Sam can earn up to $18,200 in investment income and pay no tax.  The best options for this family are likely to be

  • ETFs/Index funds/LIC without trust
  • Mortgage Offset at 6%+

Their focus should be on building an diversified investment portfolio whilst minimizing fees.  Sam can likely invest up to around $300,000 before he would expect to start paying any tax (depending on investment chosen).

Because of  the absence of taxation (up to to the income threshold), the couple can really take advantage of the higher returns associated with investing directly in a low cost index fund.  In comparison with the high income couple, they are able to accumulated $12,000 if both couples invest $5000 per year for 15 years.

Asset protection should also be considered, but the lower earning spouse is often the lower risk.
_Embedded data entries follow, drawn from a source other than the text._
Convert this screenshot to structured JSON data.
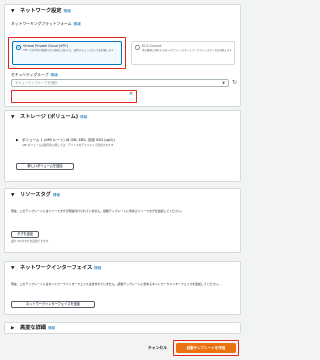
{
  "network": {
    "title": "ネットワーク設定",
    "info": "情報",
    "platform_label": "ネットワーキングプラットフォーム",
    "vpc_option": {
      "title": "Virtual Private Cloud (VPC)",
      "desc": "VPC で実行中の関連付けた状態に対応する、使用するインスタンスを起動します"
    },
    "classic_option": {
      "title": "EC2-Classic",
      "desc": "他の顧客と共有する単一のフラットなネットワークでインスタンスを起動します"
    },
    "sg_label": "セキュリティグループ",
    "sg_placeholder": "セキュリティグループを選択",
    "refresh_icon": "refresh-icon",
    "clear_icon": "close-icon"
  },
  "storage": {
    "title": "ストレージ (ボリューム)",
    "info": "情報",
    "volume_text": "ボリューム 1 (AMI ルート) (8 GiB, EBS, 汎用 SSD (gp2))",
    "volume_note": "AMI ボリュームは復号化に関しては、デバイスのデフォルトで使用されます",
    "add_button": "新しいボリュームを追加"
  },
  "tags": {
    "title": "リソースタグ",
    "info": "情報",
    "empty_text": "現在、このテンプレートにはリソースタグが関連付けられていません。起動テンプレートに含めるリソースタグを追加してください。",
    "add_button": "タグを追加",
    "limit_note": "最大 50 のタグを追加できます"
  },
  "interfaces": {
    "title": "ネットワークインターフェイス",
    "info": "情報",
    "empty_text": "現在、このテンプレートにはネットワークインターフェイスは含まれていません。起動テンプレートに含めるネットワークインターフェイスを追加してください。",
    "add_button": "ネットワークインターフェイスを追加"
  },
  "advanced": {
    "title": "高度な詳細",
    "info": "情報"
  },
  "footer": {
    "cancel": "キャンセル",
    "create": "起動テンプレートを作成"
  },
  "colors": {
    "accent": "#0073bb",
    "primary_button": "#ec7211",
    "highlight": "#e0261b"
  }
}
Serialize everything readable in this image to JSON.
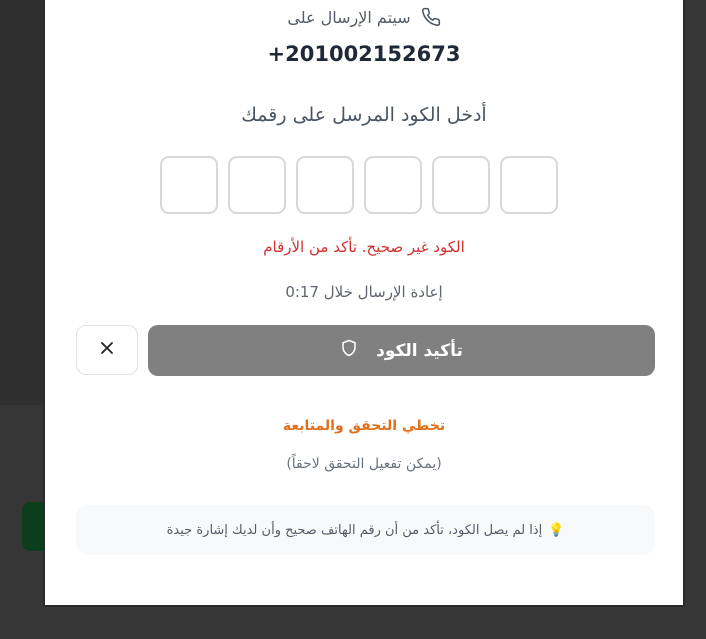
{
  "verification": {
    "send_label": "سيتم الإرسال على",
    "phone_number": "+201002152673",
    "prompt": "أدخل الكود المرسل على رقمك",
    "otp_digits": [
      "",
      "",
      "",
      "",
      "",
      ""
    ],
    "error_message": "الكود غير صحيح. تأكد من الأرقام",
    "resend_text": "إعادة الإرسال خلال 0:17",
    "confirm_label": "تأكيد الكود",
    "skip_label": "تخطي التحقق والمتابعة",
    "skip_note": "(يمكن تفعيل التحقق لاحقاً)",
    "tip_icon": "💡",
    "tip_text": "إذا لم يصل الكود، تأكد من أن رقم الهاتف صحيح وأن لديك إشارة جيدة"
  },
  "icons": {
    "phone": "phone-icon",
    "shield": "shield-icon",
    "close": "close-icon",
    "bulb": "lightbulb-icon"
  },
  "colors": {
    "error": "#d32f2f",
    "skip_link": "#e0701c",
    "confirm_button_disabled": "#808080",
    "backdrop": "#363636"
  }
}
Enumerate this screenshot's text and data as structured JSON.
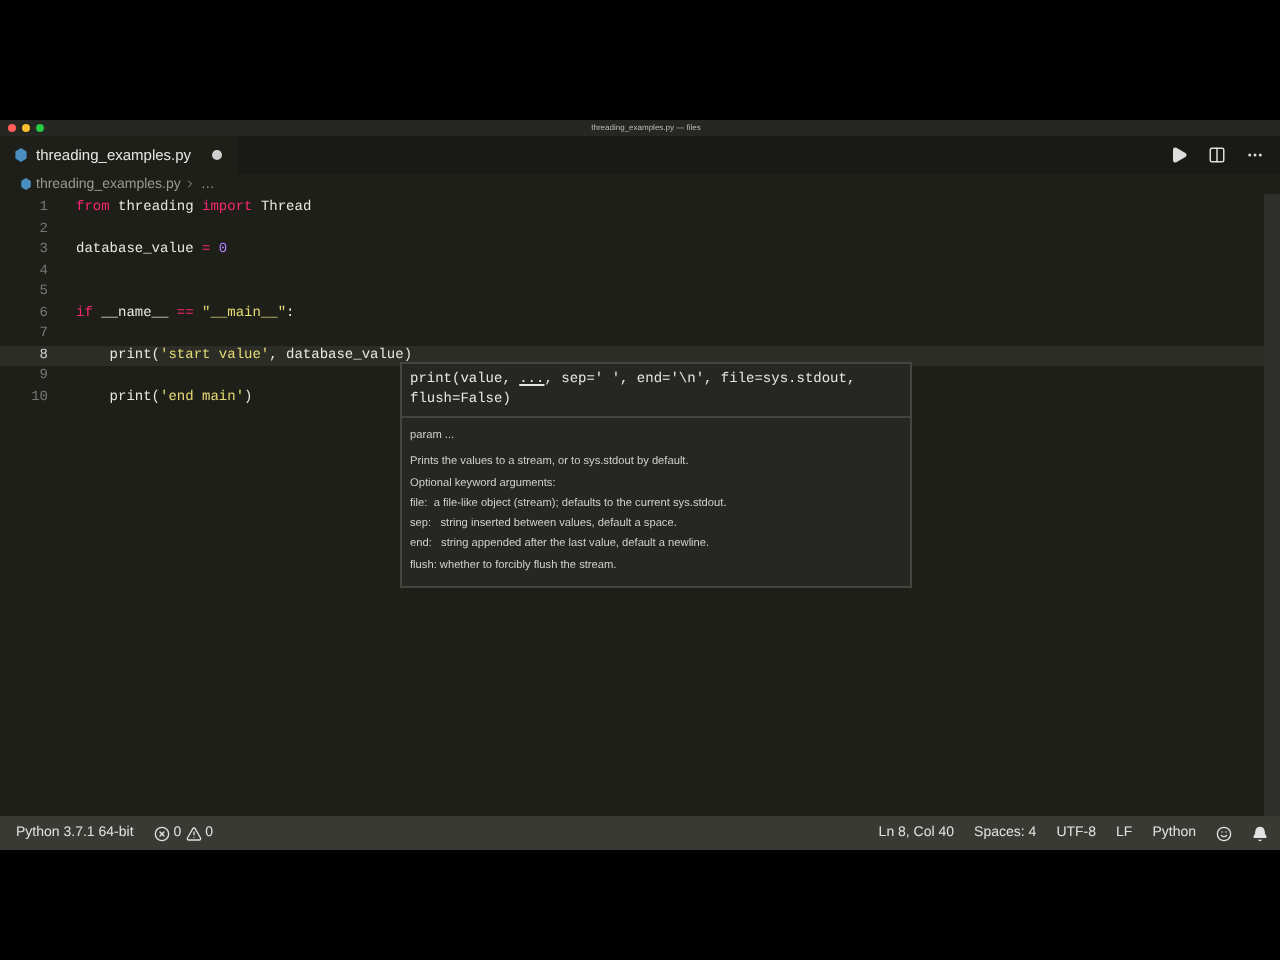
{
  "window": {
    "title": "threading_examples.py — files"
  },
  "tabs": [
    {
      "label": "threading_examples.py",
      "selected": true,
      "dirty": true
    }
  ],
  "breadcrumb": [
    "threading_examples.py",
    "…"
  ],
  "editor": {
    "lines": [
      {
        "number": "1",
        "current": false,
        "tokens": [
          {
            "kind": "keyword",
            "text": "from"
          },
          {
            "kind": "plain",
            "text": " threading "
          },
          {
            "kind": "keyword",
            "text": "import"
          },
          {
            "kind": "plain",
            "text": " Thread"
          }
        ]
      },
      {
        "number": "2",
        "current": false
      },
      {
        "number": "3",
        "current": false,
        "tokens": [
          {
            "kind": "plain",
            "text": "database_value "
          },
          {
            "kind": "keyword",
            "text": "="
          },
          {
            "kind": "number",
            "text": " 0"
          }
        ]
      },
      {
        "number": "4",
        "current": false
      },
      {
        "number": "5",
        "current": false
      },
      {
        "number": "6",
        "current": false,
        "tokens": [
          {
            "kind": "keyword",
            "text": "if"
          },
          {
            "kind": "plain",
            "text": " __name__ "
          },
          {
            "kind": "keyword",
            "text": "=="
          },
          {
            "kind": "string",
            "text": " \"__main__\""
          },
          {
            "kind": "plain",
            "text": ":"
          }
        ]
      },
      {
        "number": "7",
        "current": false
      },
      {
        "number": "8",
        "current": true,
        "tokens": [
          {
            "kind": "plain",
            "text": "    print("
          },
          {
            "kind": "string",
            "text": "'start value'"
          },
          {
            "kind": "plain",
            "text": ", database_value)"
          }
        ]
      },
      {
        "number": "9",
        "current": false
      },
      {
        "number": "10",
        "current": false,
        "tokens": [
          {
            "kind": "plain",
            "text": "    print("
          },
          {
            "kind": "string",
            "text": "'end main'"
          },
          {
            "kind": "plain",
            "text": ")"
          }
        ]
      }
    ]
  },
  "hover": {
    "signature": [
      {
        "text": "print(value, ",
        "active": false
      },
      {
        "text": "...",
        "active": true
      },
      {
        "text": ", sep=' ', end='\\n', file=sys.stdout, flush=False)",
        "active": false
      }
    ],
    "param": "param ...",
    "doc": [
      "Prints the values to a stream, or to sys.stdout by default.",
      "Optional keyword arguments:",
      "file:  a file-like object (stream); defaults to the current sys.stdout.",
      "sep:   string inserted between values, default a space.",
      "end:   string appended after the last value, default a newline.",
      "flush: whether to forcibly flush the stream."
    ]
  },
  "status_bar": {
    "interpreter": "Python 3.7.1 64-bit",
    "errors": "0",
    "warnings": "0",
    "position": "Ln 8, Col 40",
    "indent": "Spaces: 4",
    "encoding": "UTF-8",
    "eol": "LF",
    "language": "Python"
  }
}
How you can best save your children depends on your overall financial picture, goals and marginal tax rates.  Most advantageous options also depend on the amount invested and the time frame.

Use this article and examine your long-term financial position to decide on your best strategy. 

Aussie Doc Freedom is not a financial adviser and does need offer any advise.  Information on this website is purely a description of my experiences and learning.  Please check with your independent financial adviser or accountant before making any changes.